(This post was updated at 5:30 p.m. ET)
A fast-moving winter storm swept through the Eastern U.S. on Tuesday, bringing several inches of snow to the region, causing flights to be canceled, traffic to be snarled and federal government offices in Washington, D.C., to be shut for the day.
Northern Virginia, Maryland, Pennsylvania, Delaware and southern New England got up to 6 inches of snow, and the nation's midsection experienced frigid temperatures.
By noon, however, the storm had largely tapered off and warmer temperatures turned snow into light rain and melted off much of the earlier accumulation.
It was the second dose of winter weather in the Eastern half of the U.S.
Far more snow is expected near the Great Lakes, where two clipper systems will bring snow on Tuesday and Wednesday.
"Heavy Lake Effect snows will also impact the Lower Great Lakes into later this week, with up to two feet of accumulation," the weather agency says.
The weather has forced airlines to cancel more than 1,300 flights on Tuesday, according to commercial aviation tracking site FlightAware.
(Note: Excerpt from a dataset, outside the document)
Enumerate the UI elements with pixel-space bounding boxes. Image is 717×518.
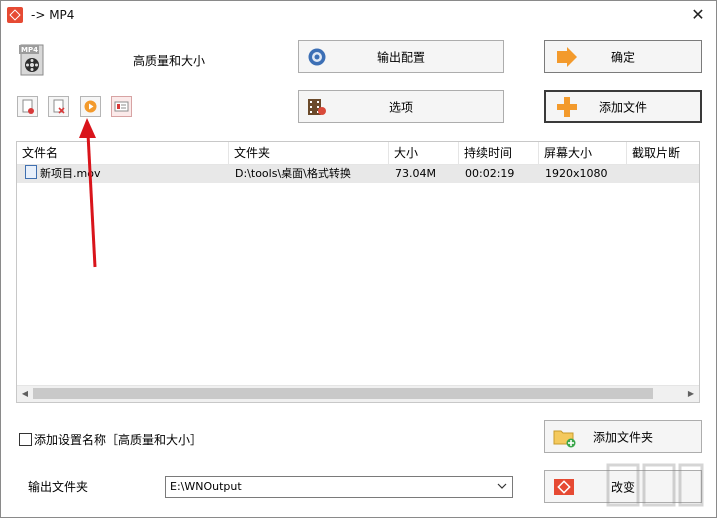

Large airports in Newark, N.J., Dallas-Fort Worth and Philadelphia each reported more than 200 total cancellations for inbound and outbound flights, as did New York's LaGuardia Airport.
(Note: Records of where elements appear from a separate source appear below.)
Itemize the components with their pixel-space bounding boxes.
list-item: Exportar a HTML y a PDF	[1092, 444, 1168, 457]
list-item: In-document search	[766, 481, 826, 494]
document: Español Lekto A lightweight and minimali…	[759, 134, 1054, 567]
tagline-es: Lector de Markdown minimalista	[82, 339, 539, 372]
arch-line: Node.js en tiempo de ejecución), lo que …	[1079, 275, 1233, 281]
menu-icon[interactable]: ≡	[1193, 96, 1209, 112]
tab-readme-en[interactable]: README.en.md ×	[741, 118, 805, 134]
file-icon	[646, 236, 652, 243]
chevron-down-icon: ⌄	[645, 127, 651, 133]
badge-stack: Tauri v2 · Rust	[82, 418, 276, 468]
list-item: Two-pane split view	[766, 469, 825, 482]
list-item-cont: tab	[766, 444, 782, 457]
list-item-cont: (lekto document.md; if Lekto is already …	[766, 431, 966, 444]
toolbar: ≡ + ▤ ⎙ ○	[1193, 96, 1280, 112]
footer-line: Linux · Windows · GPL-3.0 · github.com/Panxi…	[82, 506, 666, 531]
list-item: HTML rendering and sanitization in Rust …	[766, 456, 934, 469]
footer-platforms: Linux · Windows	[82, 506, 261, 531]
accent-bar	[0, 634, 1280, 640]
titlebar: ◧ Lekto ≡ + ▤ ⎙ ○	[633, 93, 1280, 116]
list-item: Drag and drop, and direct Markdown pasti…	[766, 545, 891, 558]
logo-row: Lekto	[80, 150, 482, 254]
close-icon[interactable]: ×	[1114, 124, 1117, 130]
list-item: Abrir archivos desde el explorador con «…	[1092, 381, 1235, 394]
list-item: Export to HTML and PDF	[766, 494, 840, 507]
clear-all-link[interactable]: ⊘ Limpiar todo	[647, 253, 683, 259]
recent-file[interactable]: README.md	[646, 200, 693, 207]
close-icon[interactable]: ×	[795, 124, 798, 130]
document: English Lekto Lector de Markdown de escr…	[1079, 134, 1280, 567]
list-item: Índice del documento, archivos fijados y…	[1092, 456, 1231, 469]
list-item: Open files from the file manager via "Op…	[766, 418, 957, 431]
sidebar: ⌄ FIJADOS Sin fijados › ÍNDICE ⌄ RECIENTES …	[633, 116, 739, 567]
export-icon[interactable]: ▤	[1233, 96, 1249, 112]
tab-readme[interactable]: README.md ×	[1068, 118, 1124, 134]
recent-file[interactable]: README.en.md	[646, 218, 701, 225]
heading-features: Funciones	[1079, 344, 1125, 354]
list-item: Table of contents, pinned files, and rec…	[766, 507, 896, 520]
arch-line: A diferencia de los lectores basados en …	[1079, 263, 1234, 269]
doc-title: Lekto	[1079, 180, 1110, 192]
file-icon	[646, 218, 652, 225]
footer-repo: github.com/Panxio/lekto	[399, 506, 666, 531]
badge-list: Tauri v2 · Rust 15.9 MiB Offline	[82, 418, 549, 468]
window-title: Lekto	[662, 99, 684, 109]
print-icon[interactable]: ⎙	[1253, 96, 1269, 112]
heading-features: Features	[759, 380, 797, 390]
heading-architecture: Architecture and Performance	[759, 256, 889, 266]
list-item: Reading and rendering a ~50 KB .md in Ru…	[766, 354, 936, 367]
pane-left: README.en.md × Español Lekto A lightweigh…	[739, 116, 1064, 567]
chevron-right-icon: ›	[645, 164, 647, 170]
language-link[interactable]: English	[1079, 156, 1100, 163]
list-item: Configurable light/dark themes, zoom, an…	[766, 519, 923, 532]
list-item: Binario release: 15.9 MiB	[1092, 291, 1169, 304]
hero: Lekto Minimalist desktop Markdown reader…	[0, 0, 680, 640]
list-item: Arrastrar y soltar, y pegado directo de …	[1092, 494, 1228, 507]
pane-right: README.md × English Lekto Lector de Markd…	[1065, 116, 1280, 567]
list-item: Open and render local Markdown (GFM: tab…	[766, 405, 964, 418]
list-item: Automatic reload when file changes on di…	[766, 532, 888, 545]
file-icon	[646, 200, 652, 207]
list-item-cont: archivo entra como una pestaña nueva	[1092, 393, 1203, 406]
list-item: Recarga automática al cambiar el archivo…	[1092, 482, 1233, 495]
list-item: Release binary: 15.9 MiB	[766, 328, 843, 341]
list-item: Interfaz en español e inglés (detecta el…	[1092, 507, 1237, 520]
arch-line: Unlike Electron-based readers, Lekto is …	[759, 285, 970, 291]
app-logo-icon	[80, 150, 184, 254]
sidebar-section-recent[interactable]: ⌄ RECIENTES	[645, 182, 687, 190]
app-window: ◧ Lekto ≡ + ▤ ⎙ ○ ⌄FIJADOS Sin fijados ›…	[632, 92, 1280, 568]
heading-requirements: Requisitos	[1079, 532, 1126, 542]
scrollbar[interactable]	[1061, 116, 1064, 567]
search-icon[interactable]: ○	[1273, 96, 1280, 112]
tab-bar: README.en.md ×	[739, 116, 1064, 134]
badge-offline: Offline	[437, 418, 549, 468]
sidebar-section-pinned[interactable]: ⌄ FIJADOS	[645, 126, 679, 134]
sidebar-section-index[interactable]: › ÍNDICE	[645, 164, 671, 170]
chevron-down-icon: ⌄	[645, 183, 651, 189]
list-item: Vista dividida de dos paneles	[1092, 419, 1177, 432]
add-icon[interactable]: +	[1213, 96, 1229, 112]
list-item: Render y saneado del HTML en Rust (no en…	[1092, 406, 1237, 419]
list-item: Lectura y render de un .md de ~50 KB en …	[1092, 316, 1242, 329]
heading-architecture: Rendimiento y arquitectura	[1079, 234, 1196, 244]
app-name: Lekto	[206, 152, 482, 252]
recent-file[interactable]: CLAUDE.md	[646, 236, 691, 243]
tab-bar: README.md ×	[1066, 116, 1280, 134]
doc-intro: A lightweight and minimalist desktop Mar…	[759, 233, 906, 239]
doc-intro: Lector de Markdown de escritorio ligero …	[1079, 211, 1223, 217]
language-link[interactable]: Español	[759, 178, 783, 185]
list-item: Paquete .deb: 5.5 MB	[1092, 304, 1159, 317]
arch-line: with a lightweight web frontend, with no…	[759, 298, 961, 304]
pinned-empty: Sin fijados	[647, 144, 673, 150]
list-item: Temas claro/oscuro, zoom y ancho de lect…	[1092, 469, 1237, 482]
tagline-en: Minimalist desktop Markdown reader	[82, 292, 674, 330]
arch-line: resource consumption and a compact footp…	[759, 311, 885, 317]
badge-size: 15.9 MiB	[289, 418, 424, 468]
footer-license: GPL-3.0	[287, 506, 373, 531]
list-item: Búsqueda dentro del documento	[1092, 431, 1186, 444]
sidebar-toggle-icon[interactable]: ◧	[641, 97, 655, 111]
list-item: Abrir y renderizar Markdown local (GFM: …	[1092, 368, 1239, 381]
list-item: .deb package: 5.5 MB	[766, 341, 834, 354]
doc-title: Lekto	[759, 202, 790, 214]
In the Washington, D.C., metro area, non-emergency federal employees were granted an excused absence Tuesday, while other employees were told to telecommute.
Many schools and businesses closed for the day, sparking a rash of tweets with the tag #snowday Tuesday morning.
And as is often the case, some people complained about the closings — while others complained about places being open.
In many areas, the precipitation is being followed by cold air that is keeping the snow, and ice from a storm earlier this week, intact.
That combination has introduced the idea of "cobblestone ice" to drivers in North Texas, where several inches of ice have accumulated since the weekend.
The Texas Department of Transportation's Ryan LaFontaine "says cobblestone ice is a combination of ice accumulation and sand laid down by TxDOT and city trucks — and then traffic compresses the stuff together to form a cobblestone-type surface, a thick layer of frozen ruts and potholes," reports NPR member station KERA.
"It has to be kind of busted up and become a slushy substance in order for us to plow it to the side," LaFontaine says.
KERA spoke to several truck drivers who were staying put at a Travel Center of America on I-35 near Denton, Texas.
"I'm from California and we chain up all the time to go across the mountain passes," trucker Jon Gandelman says. "That's just snow. When it's ice, you don't go anywhere."
Comparing the road surface to a skiing event, a local weatherman calls it "moguls for cars."
One final note: During the recent storm, someone put a sweater on a young pig so the animal could enjoy the snow. That happened Sunday, but we decided we had to share it here.